A hacker claims to have discovered a cryptographic key that can be used to circumvent copy restrictions on HD DVD and Blu-ray movies.
The key, which was published Sunday on the Doom9.org discussion forum, is a further step toward undermining the next-generation AACS (Advanced Access Content System) encryption system used to copy-protect high-definition media.
The hacker, going by the name of Arnezami, said he discovered the key by examining what was happening in his computer’s memory while it processed an HD DVD video.
A spokeswoman for the group that sets the AACS specification, called the AACS Licensing Administrator, said Arnezami’s claims were being investigated but declined to provide further comment.
In late December, a different hacker, named Muslix64, posted a software program that could decrypt high-definition movies. Users needed to first enter another type of encryption key, called the “volume key,” for the software to work. More than 100 of these volume keys have since popped up, allowing users to freely copy such films as King Kong, Mission: Impossible and Jarhead.

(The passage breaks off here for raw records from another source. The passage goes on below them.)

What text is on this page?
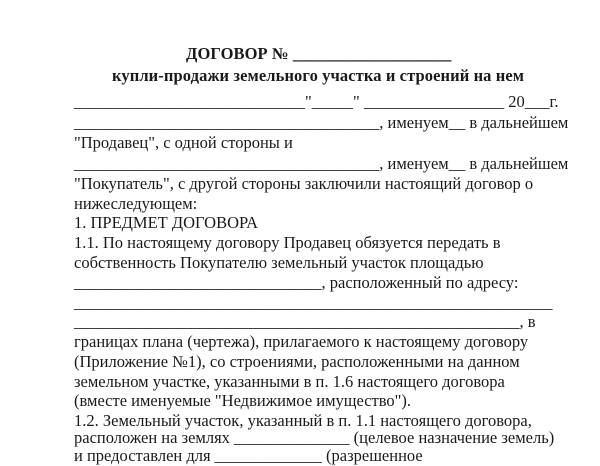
ДОГОВОР № ___________________
купли-продажи земельного участка и строений на нем
____________________________"_____" _________________ 20___г.
_____________________________________, именуем__ в дальнейшем
"Продавец", с одной стороны и
_____________________________________, именуем__ в дальнейшем
"Покупатель", с другой стороны заключили настоящий договор о
нижеследующем:
1. ПРЕДМЕТ ДОГОВОРА
1.1. По настоящему договору Продавец обязуется передать в
собственность Покупателю земельный участок площадью
______________________________, расположенный по адресу:
__________________________________________________________
______________________________________________________, в
границах плана (чертежа), прилагаемого к настоящему договору
(Приложение №1), со строениями, расположенными на данном
земельном участке, указанными в п. 1.6 настоящего договора
(вместе именуемые "Недвижимое имущество").
1.2. Земельный участок, указанный в п. 1.1 настоящего договора,
расположен на землях ______________ (целевое назначение земель)
и предоставлен для _____________ (разрешенное
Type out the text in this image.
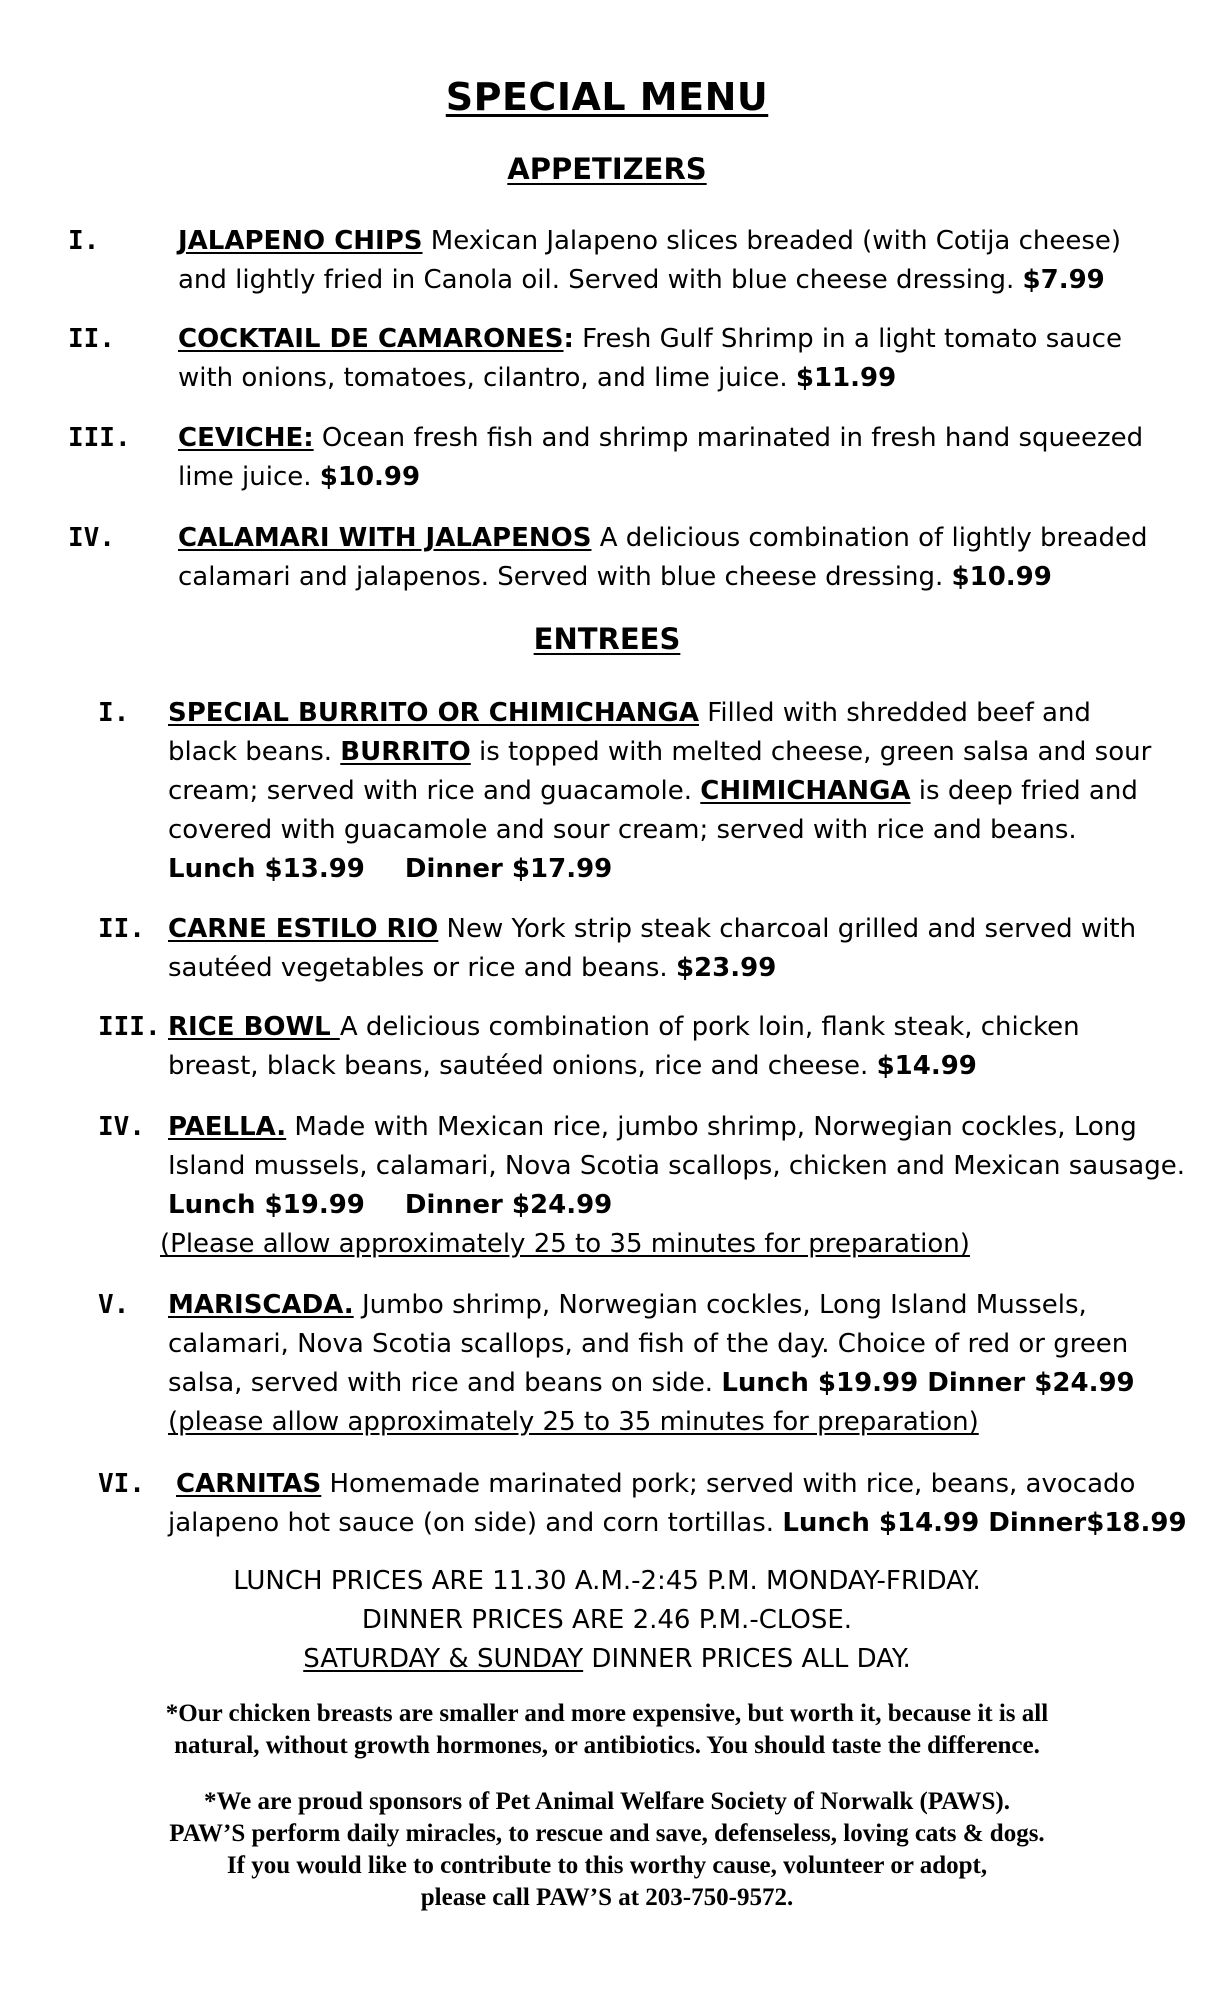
SPECIAL MENU
APPETIZERS
I.	JALAPENO CHIPS Mexican Jalapeno slices breaded (with Cotija cheese)
and lightly fried in Canola oil. Served with blue cheese dressing. $7.99
II. COCKTAIL DE CAMARONES: Fresh Gulf Shrimp in a light tomato sauce
with onions, tomatoes, cilantro, and lime juice. $11.99
III. CEVICHE: Ocean fresh fish and shrimp marinated in fresh hand squeezed
lime juice. $10.99
IV. CALAMARI WITH JALAPENOS A delicious combination of lightly breaded
calamari and jalapenos. Served with blue cheese dressing. $10.99
ENTREES
I. SPECIAL BURRITO OR CHIMICHANGA Filled with shredded beef and
black beans. BURRITO is topped with melted cheese, green salsa and sour
cream; served with rice and guacamole. CHIMICHANGA is deep fried and
covered with guacamole and sour cream; served with rice and beans.
Lunch $13.99 Dinner $17.99
II. CARNE ESTILO RIO New York strip steak charcoal grilled and served with
sautéed vegetables or rice and beans. $23.99
III. RICE BOWL A delicious combination of pork loin, flank steak, chicken
breast, black beans, sautéed onions, rice and cheese. $14.99
IV. PAELLA. Made with Mexican rice, jumbo shrimp, Norwegian cockles, Long
Island mussels, calamari, Nova Scotia scallops, chicken and Mexican sausage.
Lunch $19.99 Dinner $24.99
(Please allow approximately 25 to 35 minutes for preparation)
V. MARISCADA. Jumbo shrimp, Norwegian cockles, Long Island Mussels,
calamari, Nova Scotia scallops, and fish of the day. Choice of red or green
salsa, served with rice and beans on side. Lunch $19.99 Dinner $24.99
(please allow approximately 25 to 35 minutes for preparation)
VI.	CARNITAS Homemade marinated pork; served with rice, beans, avocado
jalapeno hot sauce (on side) and corn tortillas. Lunch $14.99 Dinner$18.99
LUNCH PRICES ARE 11.30 A.M.-2:45 P.M. MONDAY-FRIDAY.
DINNER PRICES ARE 2.46 P.M.-CLOSE.
SATURDAY & SUNDAY DINNER PRICES ALL DAY.
*Our chicken breasts are smaller and more expensive, but worth it, because it is all
natural, without growth hormones, or antibiotics. You should taste the difference.
*We are proud sponsors of Pet Animal Welfare Society of Norwalk (PAWS).
PAW’S perform daily miracles, to rescue and save, defenseless, loving cats & dogs.
If you would like to contribute to this worthy cause, volunteer or adopt,
please call PAW’S at 203-750-9572.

The publication of this latest key, called a processing key, gives users a much easier way to figure out the volume keys they need in order to make movie copies with the HDDVDBackup software, according to Arnezami.
Introduced in April 2005, AACS is supported by media and technology companies such as Microsoft, Matsushita Electric Industrial (Panasonic), Sony, Toshiba, The Walt Disney Co. and Warner Bros.
The encryption system is designed to be more robust than the CSS (content scrambling system) encryption scheme used by DVDs, which was completely cracked in late 1999.